Using cron/crontab on a Linux server has always been a good way to control the scheduling of repeating background tasks. Especially in the days before cloud, containers and virtual machines. There are plenty of websites offer advice on “Crontab Best Practices” and many forum posts that start with
“I have inherited a sprawling crontab“. In a complex application crontab suffers “organic complexity” where the crontab entries become confusing to the new sysadmins one crontab entry at a time.
There are lots of posts about how to get a listing of all your cron jobs for all users that run on a machine. It is very easy to accidentally schedule resource intensive tasks at the same time and kill performance. Manually moving cron jobs to different servers can also create conflicting or duplicate tasks. Cron tasks running on multiple servers also can make debugging difficult. Debugging cron tasks usually means tailing/greping text logs. There is also no easy way to know that a task that used to take 1 minute is now taking 10 minutes.
The crontab scheduling syntax is elegant but does leave lots of room for errors by new sysadmins, or even experienced. Personally I like to add a comment for each line with the syntax of when the task is to run is spelled out in English and a description of what the task does. There are lots of cron tab generators and decoders online. For example https://crontab-generator.org/ and https://freeformatter.com. Just paste a mysterious cron entry into the decoder to get an explanation. When remediating sprawling crontabs it is not unusual to find tasks that should run once a month running everyday unintentionally.
Another annoyance of using cronjobs is being able to manage shutting down the tasks because of maintenance requirements. If the devops team is in the middle of performing an upgrade, we would want to ensure that cron tasks are not also running at the same time and which ones need to run after the maintenance event.
Fortunately, there is a terrific tool to solve all these problems with cron. The solution is Rundeck (https://www.rundeck.com/) . Rundeck can be deployed as a free open source version or it can be deployed as a paid enterprise version with support.
Rundeck provides a web based portal where less technical users can manage the scheduling of tasks. The web portal allows users to ‘self service’ tasks. The users can create jobs, run jobs, edit jobs and view the output of the jobs logs. This is terrific for audit purposes.
RunDeck allows the user to define worker nodes. In the age of cloud, this means that you can spin up multiple worker nodes (ec2 instances) to run specific task with unique resource size attributes. The nodes can be destroyed after the task is completed. This makes it easy to avoid idle cloud images that cost money while ensuring that the instances have the resources that match the task to run on them.
The old crontab issue of not being aware that a task did not run for some reason and manually having to figure out why also goes away. Notifications to users are easy to setup so that if a job fails all the relevant users will know immedicately.
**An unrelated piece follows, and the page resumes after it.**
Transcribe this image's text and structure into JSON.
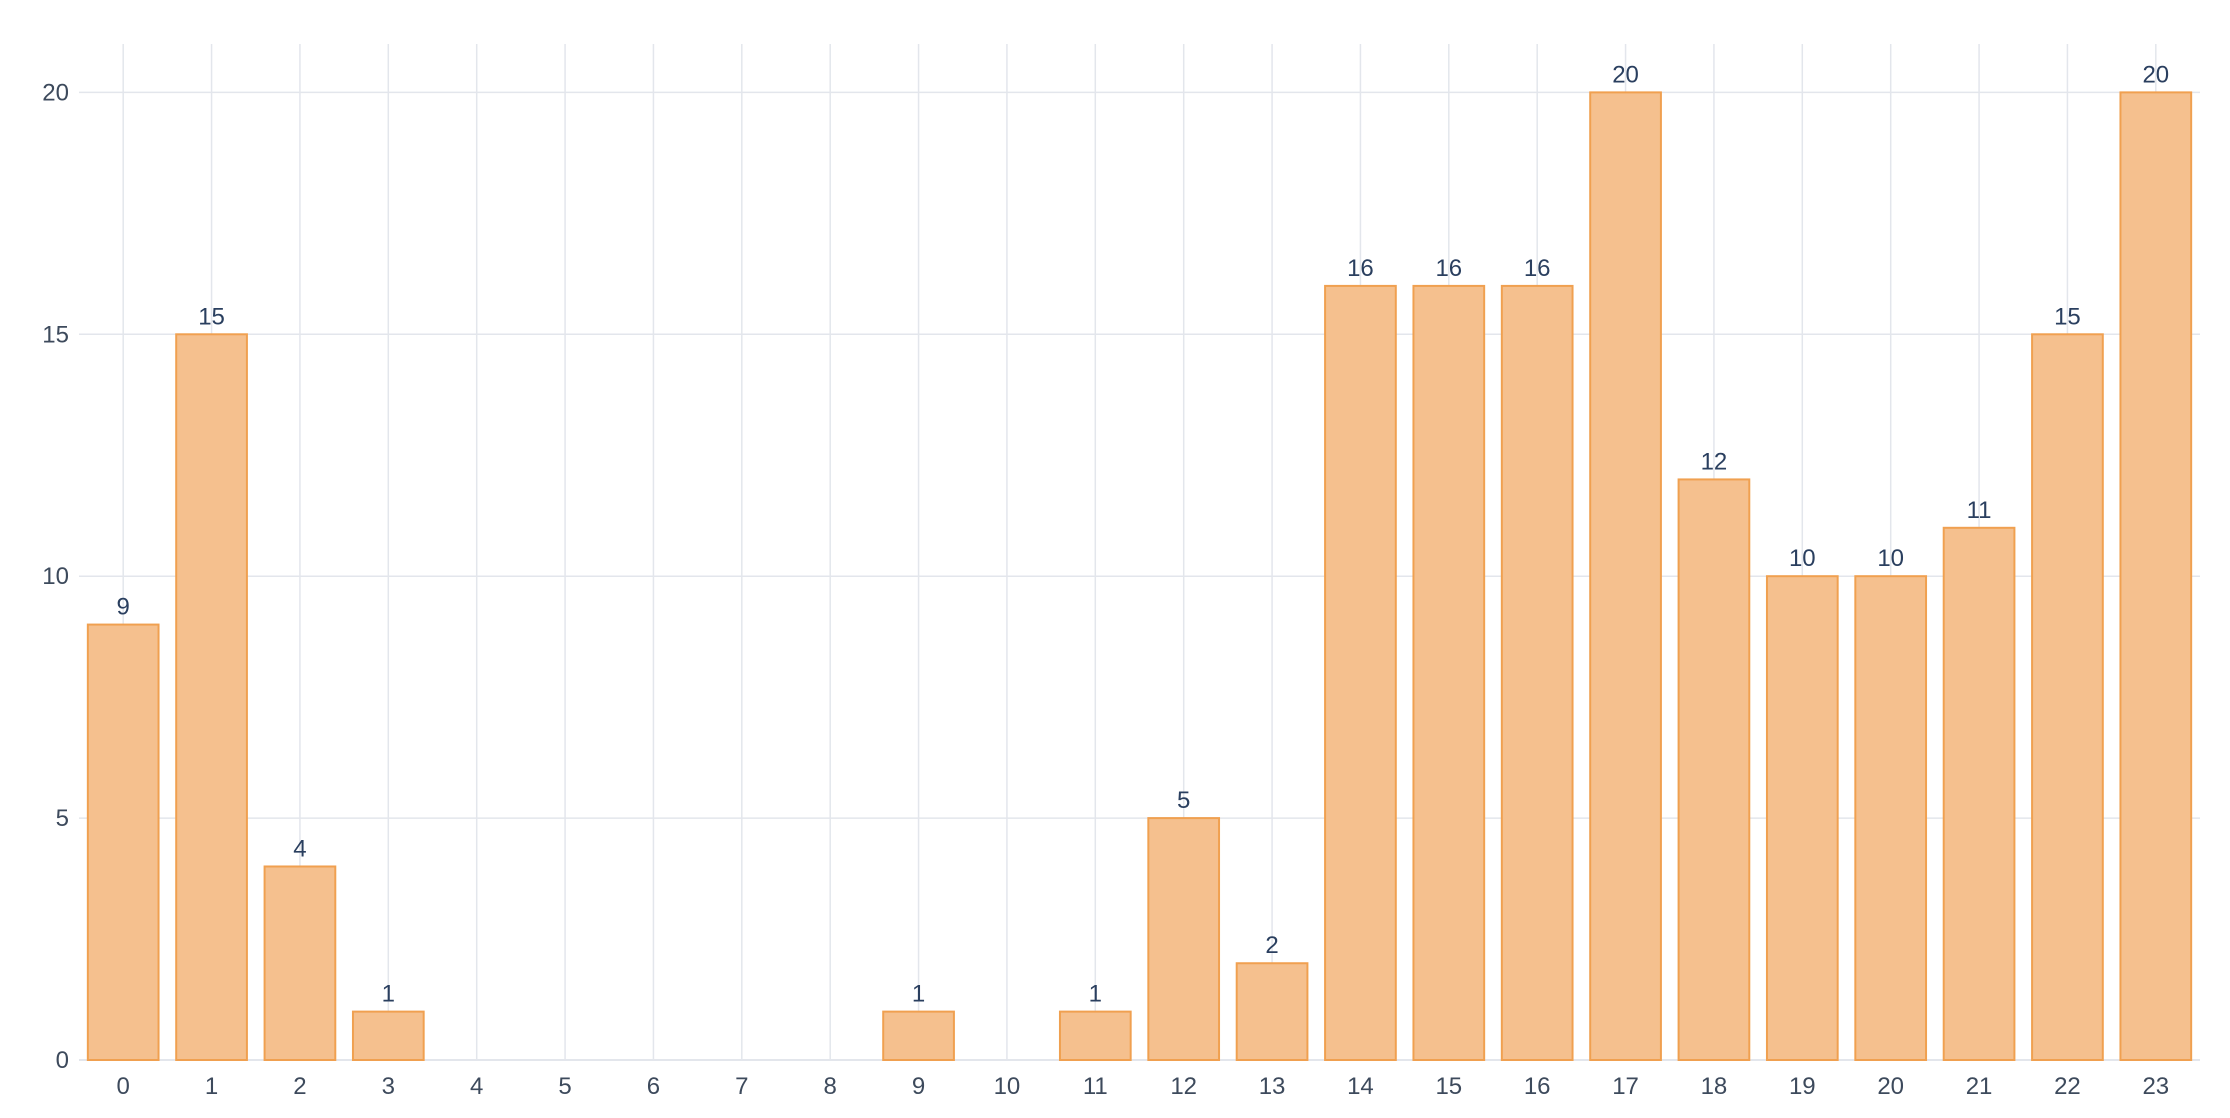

This is especially user for things like Salesforce integrations where your Talend task dies because of too many rows returned and Salesforce killed your extract.
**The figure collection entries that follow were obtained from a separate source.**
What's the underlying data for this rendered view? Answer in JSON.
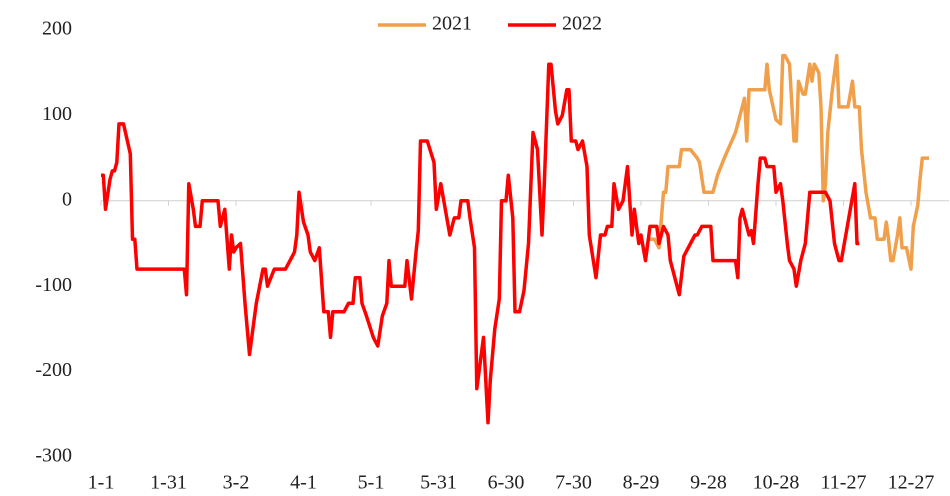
{
  "chart_data": {
    "type": "line",
    "xlim": [
      0,
      368
    ],
    "xticks": [
      {
        "value": 0,
        "label": "1-1"
      },
      {
        "value": 30,
        "label": "1-31"
      },
      {
        "value": 60,
        "label": "3-2"
      },
      {
        "value": 90,
        "label": "4-1"
      },
      {
        "value": 120,
        "label": "5-1"
      },
      {
        "value": 150,
        "label": "5-31"
      },
      {
        "value": 180,
        "label": "6-30"
      },
      {
        "value": 210,
        "label": "7-30"
      },
      {
        "value": 240,
        "label": "8-29"
      },
      {
        "value": 270,
        "label": "9-28"
      },
      {
        "value": 300,
        "label": "10-28"
      },
      {
        "value": 330,
        "label": "11-27"
      },
      {
        "value": 360,
        "label": "12-27"
      }
    ],
    "ylim": [
      -300,
      200
    ],
    "yticks": [
      -300,
      -200,
      -100,
      0,
      100,
      200
    ],
    "grid": false,
    "legend": "top",
    "series": [
      {
        "name": "2021",
        "color": "#f0a04b",
        "x": [
          243,
          246,
          248,
          250,
          251,
          252,
          257,
          258,
          262,
          265,
          266,
          268,
          272,
          274,
          277,
          282,
          284,
          286,
          287,
          288,
          295,
          296,
          297,
          300,
          302,
          303,
          304,
          306,
          308,
          309,
          310,
          312,
          313,
          315,
          316,
          317,
          319,
          320,
          321,
          322,
          323,
          325,
          327,
          328,
          332,
          334,
          335,
          337,
          338,
          340,
          342,
          344,
          345,
          348,
          349,
          350,
          351,
          352,
          354,
          355,
          356,
          358,
          360,
          361,
          363,
          364,
          365,
          368
        ],
        "values": [
          -45,
          -45,
          -55,
          10,
          10,
          40,
          40,
          60,
          60,
          50,
          45,
          10,
          10,
          30,
          50,
          80,
          100,
          120,
          70,
          130,
          130,
          160,
          130,
          95,
          90,
          170,
          170,
          160,
          70,
          70,
          140,
          125,
          125,
          160,
          140,
          160,
          150,
          110,
          0,
          20,
          80,
          130,
          170,
          110,
          110,
          140,
          110,
          110,
          60,
          10,
          -20,
          -20,
          -45,
          -45,
          -25,
          -45,
          -70,
          -70,
          -40,
          -20,
          -55,
          -55,
          -80,
          -30,
          -5,
          25,
          50,
          50
        ]
      },
      {
        "name": "2022",
        "color": "#ff0000",
        "x": [
          0,
          1,
          2,
          4,
          5,
          6,
          7,
          8,
          10,
          13,
          14,
          15,
          16,
          37,
          38,
          39,
          41,
          42,
          44,
          45,
          52,
          53,
          55,
          57,
          58,
          59,
          60,
          62,
          64,
          66,
          69,
          72,
          73,
          74,
          77,
          82,
          85,
          86,
          87,
          88,
          90,
          92,
          93,
          95,
          97,
          99,
          101,
          102,
          103,
          108,
          110,
          112,
          113,
          115,
          116,
          118,
          121,
          123,
          125,
          127,
          128,
          129,
          135,
          136,
          138,
          140,
          141,
          142,
          144,
          145,
          148,
          149,
          151,
          153,
          155,
          157,
          159,
          160,
          163,
          164,
          166,
          167,
          170,
          172,
          173,
          175,
          177,
          178,
          180,
          181,
          183,
          184,
          186,
          188,
          190,
          192,
          194,
          196,
          197,
          199,
          200,
          202,
          203,
          205,
          207,
          208,
          209,
          211,
          212,
          214,
          216,
          217,
          220,
          222,
          224,
          225,
          227,
          228,
          230,
          232,
          234,
          236,
          237,
          239,
          240,
          242,
          244,
          245,
          247,
          248,
          250,
          252,
          253,
          255,
          257,
          259,
          260,
          262,
          264,
          265,
          267,
          271,
          272,
          282,
          283,
          284,
          285,
          287,
          288,
          289,
          290,
          292,
          293,
          295,
          296,
          299,
          300,
          302,
          303,
          305,
          306,
          308,
          309,
          311,
          313,
          315,
          322,
          324,
          326,
          328,
          329,
          331,
          333,
          335,
          336,
          337
        ],
        "values": [
          30,
          30,
          -10,
          25,
          35,
          35,
          45,
          90,
          90,
          55,
          -45,
          -45,
          -80,
          -80,
          -110,
          20,
          -10,
          -30,
          -30,
          0,
          0,
          -30,
          -10,
          -80,
          -40,
          -60,
          -55,
          -50,
          -120,
          -180,
          -120,
          -80,
          -80,
          -100,
          -80,
          -80,
          -65,
          -60,
          -40,
          10,
          -25,
          -40,
          -60,
          -70,
          -55,
          -130,
          -130,
          -160,
          -130,
          -130,
          -120,
          -120,
          -90,
          -90,
          -120,
          -135,
          -160,
          -170,
          -135,
          -120,
          -70,
          -100,
          -100,
          -70,
          -115,
          -60,
          -35,
          70,
          70,
          70,
          45,
          -10,
          20,
          -10,
          -40,
          -20,
          -20,
          0,
          0,
          -20,
          -55,
          -220,
          -160,
          -260,
          -210,
          -150,
          -115,
          0,
          0,
          30,
          -20,
          -130,
          -130,
          -105,
          -50,
          80,
          60,
          -40,
          20,
          160,
          160,
          105,
          90,
          100,
          130,
          130,
          70,
          70,
          60,
          70,
          40,
          -40,
          -90,
          -40,
          -40,
          -30,
          -30,
          20,
          -10,
          0,
          40,
          -40,
          -10,
          -50,
          -40,
          -70,
          -30,
          -30,
          -30,
          -50,
          -30,
          -40,
          -70,
          -90,
          -110,
          -65,
          -60,
          -50,
          -40,
          -40,
          -30,
          -30,
          -70,
          -70,
          -90,
          -20,
          -10,
          -30,
          -40,
          -35,
          -50,
          20,
          50,
          50,
          40,
          40,
          10,
          20,
          0,
          -50,
          -70,
          -80,
          -100,
          -70,
          -50,
          10,
          10,
          0,
          -50,
          -70,
          -70,
          -40,
          -10,
          20,
          -50,
          -50
        ]
      }
    ]
  }
}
The jobs can also be defined to pull the scripts for the task from a git repository. This ensures that there is only one source managed copy of each cron task and that everytime it runs it will pull the current version of the script.
With crontab the tasks are listed out under the user’s crontab. Most of the time in the past, the user running the task likely had more access than the task needed. Rundeck supports LDAP authentication as well as LDAP syncronization. I will save integrating JumpCloud with Rundeck for another blog post.
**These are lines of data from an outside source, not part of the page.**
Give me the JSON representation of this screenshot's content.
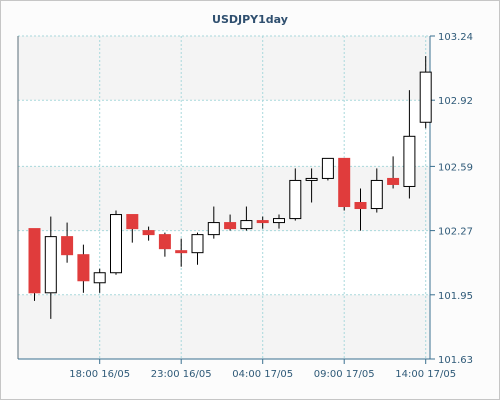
{
  "chart_data": {
    "type": "candlestick",
    "title": "USDJPY1day",
    "xlabel": "",
    "ylabel": "",
    "ylim": [
      101.63,
      103.24
    ],
    "yticks": [
      "103.24",
      "102.92",
      "102.59",
      "102.27",
      "101.95",
      "101.63"
    ],
    "xticks": [
      {
        "label": "18:00 16/05",
        "index": 4
      },
      {
        "label": "23:00 16/05",
        "index": 9
      },
      {
        "label": "04:00 17/05",
        "index": 14
      },
      {
        "label": "09:00 17/05",
        "index": 19
      },
      {
        "label": "14:00 17/05",
        "index": 24
      }
    ],
    "grid": true,
    "up_color": "#ffffff",
    "down_color": "#e03c3c",
    "candles": [
      {
        "o": 102.28,
        "h": 102.28,
        "l": 101.92,
        "c": 101.96
      },
      {
        "o": 101.96,
        "h": 102.34,
        "l": 101.83,
        "c": 102.24
      },
      {
        "o": 102.24,
        "h": 102.31,
        "l": 102.11,
        "c": 102.15
      },
      {
        "o": 102.15,
        "h": 102.2,
        "l": 101.96,
        "c": 102.02
      },
      {
        "o": 102.01,
        "h": 102.08,
        "l": 101.96,
        "c": 102.06
      },
      {
        "o": 102.06,
        "h": 102.37,
        "l": 102.05,
        "c": 102.35
      },
      {
        "o": 102.35,
        "h": 102.35,
        "l": 102.21,
        "c": 102.28
      },
      {
        "o": 102.27,
        "h": 102.29,
        "l": 102.22,
        "c": 102.25
      },
      {
        "o": 102.25,
        "h": 102.26,
        "l": 102.14,
        "c": 102.18
      },
      {
        "o": 102.17,
        "h": 102.23,
        "l": 102.09,
        "c": 102.16
      },
      {
        "o": 102.16,
        "h": 102.26,
        "l": 102.1,
        "c": 102.25
      },
      {
        "o": 102.25,
        "h": 102.39,
        "l": 102.23,
        "c": 102.31
      },
      {
        "o": 102.31,
        "h": 102.35,
        "l": 102.27,
        "c": 102.28
      },
      {
        "o": 102.28,
        "h": 102.39,
        "l": 102.27,
        "c": 102.32
      },
      {
        "o": 102.32,
        "h": 102.34,
        "l": 102.28,
        "c": 102.31
      },
      {
        "o": 102.31,
        "h": 102.35,
        "l": 102.28,
        "c": 102.33
      },
      {
        "o": 102.33,
        "h": 102.58,
        "l": 102.32,
        "c": 102.52
      },
      {
        "o": 102.52,
        "h": 102.58,
        "l": 102.41,
        "c": 102.53
      },
      {
        "o": 102.53,
        "h": 102.63,
        "l": 102.52,
        "c": 102.63
      },
      {
        "o": 102.63,
        "h": 102.63,
        "l": 102.37,
        "c": 102.39
      },
      {
        "o": 102.41,
        "h": 102.48,
        "l": 102.27,
        "c": 102.38
      },
      {
        "o": 102.38,
        "h": 102.58,
        "l": 102.36,
        "c": 102.52
      },
      {
        "o": 102.53,
        "h": 102.64,
        "l": 102.48,
        "c": 102.5
      },
      {
        "o": 102.49,
        "h": 102.97,
        "l": 102.43,
        "c": 102.74
      },
      {
        "o": 102.81,
        "h": 103.14,
        "l": 102.78,
        "c": 103.06
      }
    ]
  }
}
Rundeck also elegantly solve the problems of storing secrets and passwords for integrations in their Key Storage Facility. I will need to explore the potential to integrate Jumpcloud’s SSH key storage with Rundeck’s Key Storage Facility.
There are plenty of resources online on Youtube. Rundeck has many resources online here. The Rundeck community provides plenty of support. I will not repeat instruction on installing or using here.
Your devops team will be happy when all of the crontab tasks are migrated to Rundeck jobs. Visibility to running tasks, notifications and self service will make your technical users happier and productive.